The cover of my White Album technically isn’t white. The bottom left-hand corner and the inner gatefold has a distinct beige look about it. Probably because I pissed on it during the night after my 18th birthday. But that’s another story. Anyway. Freeze-framing and rewinding videos followed by carefully dropping and lifting record player needles at the right points on a record made learning this song a labour of love for me. Kids nowadays have it easy. Whomp ‘Sweet Child O’ Mine’ onto the iPod docking station, fire up UltimateGuitar.com and there it is, 300+ tabs of the same song, all slightly different, mostly all good. In my day you had to earn your guitar stripes. Tsk.

“Tsk!”

When they first started playing guitar, McCartney and George Harrison both learnt to play Bach‘s Bouree in E minor so that they could show off at parties. Looking for some post-Pepper inspiration, McCartney was staying at his farm on the Mull of Kintyre and wrote ‘Blackbird‘ after playing about with Bach’s tune. According to Philip Norman’s book ‘Shout!‘, later that same day he played it to the fans who were waiting outside the gates of his house. 

“A few of us were there. We had the feeling something was going to happen. Paul didn’t take the Mini inside the way he usually did – he parked it on the road and he and Linda walked right past us. They went inside and we stood there, watching different lights in the house go on and off.

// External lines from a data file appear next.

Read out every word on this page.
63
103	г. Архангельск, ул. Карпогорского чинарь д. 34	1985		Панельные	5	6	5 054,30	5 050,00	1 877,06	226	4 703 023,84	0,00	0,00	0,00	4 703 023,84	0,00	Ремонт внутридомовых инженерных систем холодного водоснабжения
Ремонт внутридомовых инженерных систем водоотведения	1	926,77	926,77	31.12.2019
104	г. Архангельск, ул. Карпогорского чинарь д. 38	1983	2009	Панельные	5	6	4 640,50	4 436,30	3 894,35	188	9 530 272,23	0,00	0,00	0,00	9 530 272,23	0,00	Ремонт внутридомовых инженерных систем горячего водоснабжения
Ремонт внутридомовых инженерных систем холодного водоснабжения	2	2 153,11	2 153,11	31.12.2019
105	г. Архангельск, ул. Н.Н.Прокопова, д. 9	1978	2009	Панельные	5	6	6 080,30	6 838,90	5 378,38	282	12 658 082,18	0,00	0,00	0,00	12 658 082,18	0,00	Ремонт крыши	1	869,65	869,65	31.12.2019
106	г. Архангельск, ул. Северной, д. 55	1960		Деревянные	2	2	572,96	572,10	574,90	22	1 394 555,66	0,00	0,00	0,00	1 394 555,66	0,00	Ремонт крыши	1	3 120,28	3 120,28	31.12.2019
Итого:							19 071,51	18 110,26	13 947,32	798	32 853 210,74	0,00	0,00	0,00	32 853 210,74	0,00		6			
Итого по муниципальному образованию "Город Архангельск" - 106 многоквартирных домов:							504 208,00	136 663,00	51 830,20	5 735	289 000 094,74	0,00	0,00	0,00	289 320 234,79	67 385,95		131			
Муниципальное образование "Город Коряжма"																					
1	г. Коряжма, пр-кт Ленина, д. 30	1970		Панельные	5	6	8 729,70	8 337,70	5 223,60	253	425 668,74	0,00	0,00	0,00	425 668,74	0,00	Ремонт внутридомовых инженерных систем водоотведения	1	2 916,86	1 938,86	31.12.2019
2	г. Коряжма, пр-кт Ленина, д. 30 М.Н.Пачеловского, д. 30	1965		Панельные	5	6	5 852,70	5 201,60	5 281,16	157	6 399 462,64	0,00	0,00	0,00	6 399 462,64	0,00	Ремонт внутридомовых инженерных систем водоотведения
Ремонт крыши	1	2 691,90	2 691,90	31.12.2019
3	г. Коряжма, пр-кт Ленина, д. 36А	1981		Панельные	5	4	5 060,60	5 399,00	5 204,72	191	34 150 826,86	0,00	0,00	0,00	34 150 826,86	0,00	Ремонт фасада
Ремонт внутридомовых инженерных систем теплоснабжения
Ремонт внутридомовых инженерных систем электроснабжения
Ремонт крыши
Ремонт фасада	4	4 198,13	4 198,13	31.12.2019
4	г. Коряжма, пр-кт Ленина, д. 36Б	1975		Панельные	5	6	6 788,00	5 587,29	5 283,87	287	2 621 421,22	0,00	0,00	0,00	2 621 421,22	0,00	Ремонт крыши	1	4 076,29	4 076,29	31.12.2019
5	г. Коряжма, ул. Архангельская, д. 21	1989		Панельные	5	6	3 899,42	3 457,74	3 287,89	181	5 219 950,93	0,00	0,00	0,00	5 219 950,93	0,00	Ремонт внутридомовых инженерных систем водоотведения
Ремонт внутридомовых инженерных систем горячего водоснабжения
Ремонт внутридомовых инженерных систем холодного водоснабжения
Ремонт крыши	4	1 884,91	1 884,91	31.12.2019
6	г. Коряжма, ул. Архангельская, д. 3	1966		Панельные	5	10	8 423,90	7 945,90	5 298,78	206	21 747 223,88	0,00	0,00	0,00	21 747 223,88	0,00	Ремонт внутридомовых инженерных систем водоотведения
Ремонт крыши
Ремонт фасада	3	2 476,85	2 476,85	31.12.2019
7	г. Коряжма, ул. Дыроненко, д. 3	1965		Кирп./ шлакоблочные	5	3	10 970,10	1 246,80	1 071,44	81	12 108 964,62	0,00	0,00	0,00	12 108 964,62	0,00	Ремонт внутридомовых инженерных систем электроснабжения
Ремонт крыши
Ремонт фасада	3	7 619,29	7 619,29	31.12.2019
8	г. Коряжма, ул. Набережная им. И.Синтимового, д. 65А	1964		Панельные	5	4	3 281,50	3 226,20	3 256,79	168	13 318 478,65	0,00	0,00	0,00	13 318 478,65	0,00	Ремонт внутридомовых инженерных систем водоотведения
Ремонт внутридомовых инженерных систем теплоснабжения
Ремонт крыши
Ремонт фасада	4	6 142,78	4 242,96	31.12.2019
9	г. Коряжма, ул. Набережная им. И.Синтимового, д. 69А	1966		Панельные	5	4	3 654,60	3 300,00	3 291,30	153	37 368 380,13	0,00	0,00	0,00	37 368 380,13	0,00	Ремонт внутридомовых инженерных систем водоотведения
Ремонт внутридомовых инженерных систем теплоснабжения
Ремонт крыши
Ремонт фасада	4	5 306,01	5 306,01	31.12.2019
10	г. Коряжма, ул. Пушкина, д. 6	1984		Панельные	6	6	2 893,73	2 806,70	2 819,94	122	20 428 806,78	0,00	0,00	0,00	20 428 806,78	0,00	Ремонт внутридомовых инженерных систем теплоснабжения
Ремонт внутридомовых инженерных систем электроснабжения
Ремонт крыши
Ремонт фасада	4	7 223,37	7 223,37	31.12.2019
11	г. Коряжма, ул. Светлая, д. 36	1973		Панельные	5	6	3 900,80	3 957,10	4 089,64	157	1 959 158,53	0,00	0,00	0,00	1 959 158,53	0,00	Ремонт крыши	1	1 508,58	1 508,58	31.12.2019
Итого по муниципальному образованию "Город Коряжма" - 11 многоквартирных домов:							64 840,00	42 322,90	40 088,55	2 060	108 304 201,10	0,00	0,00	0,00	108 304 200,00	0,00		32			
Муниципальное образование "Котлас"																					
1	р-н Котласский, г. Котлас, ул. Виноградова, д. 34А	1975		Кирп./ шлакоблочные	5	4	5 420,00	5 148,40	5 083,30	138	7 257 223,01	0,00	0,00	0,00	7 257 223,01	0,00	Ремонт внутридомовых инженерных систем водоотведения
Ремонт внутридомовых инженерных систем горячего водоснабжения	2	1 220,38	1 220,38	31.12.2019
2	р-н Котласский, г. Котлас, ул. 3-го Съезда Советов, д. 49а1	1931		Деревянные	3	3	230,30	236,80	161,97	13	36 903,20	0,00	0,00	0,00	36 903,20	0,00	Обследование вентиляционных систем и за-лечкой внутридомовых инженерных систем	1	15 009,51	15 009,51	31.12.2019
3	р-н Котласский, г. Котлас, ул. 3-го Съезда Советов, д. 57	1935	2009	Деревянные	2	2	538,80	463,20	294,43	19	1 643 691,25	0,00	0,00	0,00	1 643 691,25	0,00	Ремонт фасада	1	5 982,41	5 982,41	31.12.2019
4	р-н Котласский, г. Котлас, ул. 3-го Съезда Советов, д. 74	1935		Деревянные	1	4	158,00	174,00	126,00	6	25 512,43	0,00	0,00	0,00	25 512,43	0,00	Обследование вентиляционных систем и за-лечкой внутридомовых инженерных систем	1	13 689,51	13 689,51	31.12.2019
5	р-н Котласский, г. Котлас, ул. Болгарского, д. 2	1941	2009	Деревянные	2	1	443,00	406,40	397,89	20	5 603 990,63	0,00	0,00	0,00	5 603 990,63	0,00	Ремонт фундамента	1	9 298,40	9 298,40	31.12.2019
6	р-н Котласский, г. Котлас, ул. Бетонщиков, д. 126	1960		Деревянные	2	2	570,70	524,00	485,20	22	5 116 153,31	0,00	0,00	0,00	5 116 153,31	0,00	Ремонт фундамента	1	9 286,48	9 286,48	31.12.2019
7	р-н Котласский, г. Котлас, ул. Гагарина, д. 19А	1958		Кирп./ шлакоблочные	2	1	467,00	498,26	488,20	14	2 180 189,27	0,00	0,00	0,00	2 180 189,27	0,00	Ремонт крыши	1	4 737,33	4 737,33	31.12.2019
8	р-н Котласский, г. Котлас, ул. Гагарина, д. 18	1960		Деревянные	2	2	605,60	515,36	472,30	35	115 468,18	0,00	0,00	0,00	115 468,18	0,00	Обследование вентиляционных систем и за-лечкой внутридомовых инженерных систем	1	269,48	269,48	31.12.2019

In the end, the light went on in the Mad Room, at the top of the house, where he kept all his music stuff and his toys. Paul opened the window and called out to us, ‘Are you still down there?’ ‘Yes,’ we said. He must have been really happy that night. He sat on the window sill with his acoustic guitar and sang Blackbird to us as we stood down there in the dark.”  Fan Margo Stevens, quoted by Philip Norman in ‘Shout!’

It’s been said that the lyrics are about the civil rights movement in America and the struggle for equality. Or it might just be about a wee bird that McCartney saw in his garden one summer’s morning in 1968. Without wanting to sound too glib about it, as a guitar player it was always the finger picking and overall sound of the record that grabbed me.

McCartney and his Martin D28, Abbey Road June 11th 1968

These days, Blackbird has become my Bach and it can now be yours. What you have is a hassle-free way of learning ‘Blackbird”. The tab taken from The Beatles Complete Scores is here, in word document form. And below you have 10 or so in-the-studio crystal clear versions of ‘Blackbird’. Some fast, some slow, some with fluffed lines, some that stop short. There’s some rudimentary piano clanging on one take. There’s also the odd bit of studio chatter between Paul and George Martin. Occasionaly there’s a third voice. That’s a slightly fed-up John Lennon, taking a break from putting together ‘Revolution 9’ in the studio next door.

Blackbird 1

Blackbird 2

Blackbird 3

Blackbird 4

Blackbird 5

Blackbird 6

Blackbird 7

Blackbird 8

Blackbird 9

Blackbird 10

Blackbird 11

All tracks are taken from a Beatles bootleg called ‘Gone Tomorrow, Here Today‘ and were recorded at Abbey Road Studio 2 on June 11th and July 29th 1968, and at Trident Studios on August 28th and 29th 1968. None of the tracks on my bootleg sleeve are marked as being a particular take, so I can’t be any more precise about their origin than that. But this is a good way to learn the song – it’s essentially a work-in-progress session. McCartney repeats the trickier parts and plays it again and again and again, honing it to perfection. Anyway. Take the tab, download the tracks and play along. You’ll have it mastered in no time. You’ll need to add your own foot taps and bird noises. Party piece ahoy!